Da Mexiko in der Corona-Krise weder die Grenzen geschlossen hat, noch einen PCR-Test zur Voraussetzung bei der Einreise macht oder Quarantäne anordnet, boomt das Land gerade und hat sich laut der Weltorganisation für Tourismus 2020 auf Platz drei der meistbesuchten Länder hinter Italien und Frankreich geschoben. Vor allem in Mexico City nimmt die Zahl der US-Bürger massiv zu, die aus ihrer Heimat wegen Corona und der politischen Lage ins südliche Nachbarland förmlich geflohen sind.

Der links-autoritäre Präsident López Obrador, ein weicher Corona-Leugner, findet all das ok. Der Erhalt der Wirtschaftskraft scheint ihm mindestens so wichtig wie der Kampf gegen Corona. Der Tourismus trägt zum Bruttoinlandsprodukt immerhin 8,7 Prozent bei. Und trotz der offenen Türen sank die Zahl der Besucher 2020 auch in Mexiko dramatisch – von 45 Millionen Touristen 2019 auf 25 Millionen.

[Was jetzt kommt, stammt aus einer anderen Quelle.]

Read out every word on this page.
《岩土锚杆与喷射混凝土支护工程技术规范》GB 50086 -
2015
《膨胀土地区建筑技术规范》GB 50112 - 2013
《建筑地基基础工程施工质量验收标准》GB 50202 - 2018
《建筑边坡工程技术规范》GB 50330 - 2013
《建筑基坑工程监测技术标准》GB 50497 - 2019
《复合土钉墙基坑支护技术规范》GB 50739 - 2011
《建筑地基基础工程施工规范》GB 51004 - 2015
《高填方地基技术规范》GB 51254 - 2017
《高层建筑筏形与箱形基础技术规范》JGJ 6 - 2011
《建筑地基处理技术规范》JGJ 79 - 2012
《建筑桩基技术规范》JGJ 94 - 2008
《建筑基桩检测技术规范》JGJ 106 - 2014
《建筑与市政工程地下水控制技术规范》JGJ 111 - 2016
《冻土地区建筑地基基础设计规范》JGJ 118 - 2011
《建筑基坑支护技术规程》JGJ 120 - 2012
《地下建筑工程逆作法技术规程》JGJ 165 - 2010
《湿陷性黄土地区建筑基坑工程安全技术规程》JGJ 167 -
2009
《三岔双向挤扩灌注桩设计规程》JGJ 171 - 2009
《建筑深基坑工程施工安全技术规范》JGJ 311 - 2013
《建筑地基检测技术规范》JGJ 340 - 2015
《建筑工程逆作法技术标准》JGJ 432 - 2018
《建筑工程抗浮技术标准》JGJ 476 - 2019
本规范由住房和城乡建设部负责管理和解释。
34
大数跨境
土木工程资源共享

 07.01.2021, Mexiko, Mexico City: Eine COVID-19-Patientin wird von medizinischem Personal in einem Rollstuhl ins Siglo XXI Medical Center geschoben. Foto: Rebecca Blackwell/AP/dpa +++ dpa-Bildfunk +++

07.01.2021, Mexiko, Mexico City: Eine COVID-19-Patientin wird von medizinischem Personal in einem Rollstuhl ins Siglo XXI Medical Center geschoben. Foto: Rebecca Blackwell/AP/dpa +++ dpa-Bildfunk +++

Foto: dpa/Rebecca Blackwell

López Obrador erscheint unterdessen weiter ohne Maske zur täglichen Pressekonferenz, lobt sich für das aufwendige Impfprogramm, mit dem das Problem in Mexiko schon im Frühjahr gelöst sein soll. Seit 28. Dezember wird das medizinische Personal geimpft. Und in diesen Tagen soll dank großer Lieferungen des Biontech-Pfizer-Vakzins mit der massiven Impfung der Alten begonnen werden. Es sollen fast eine halbe Million Dosen pro Woche verimpft und so bis Ende April 15 Millionen Rentner vor dem Covid-19-Erreger geschützt werden. Erklärtes Ziel der Regierung ist, die Sterberate um 80 Prozent zu senken. Dafür ordnete sie auch die Notzulassung des russischen Impfstoffs Sputnik an.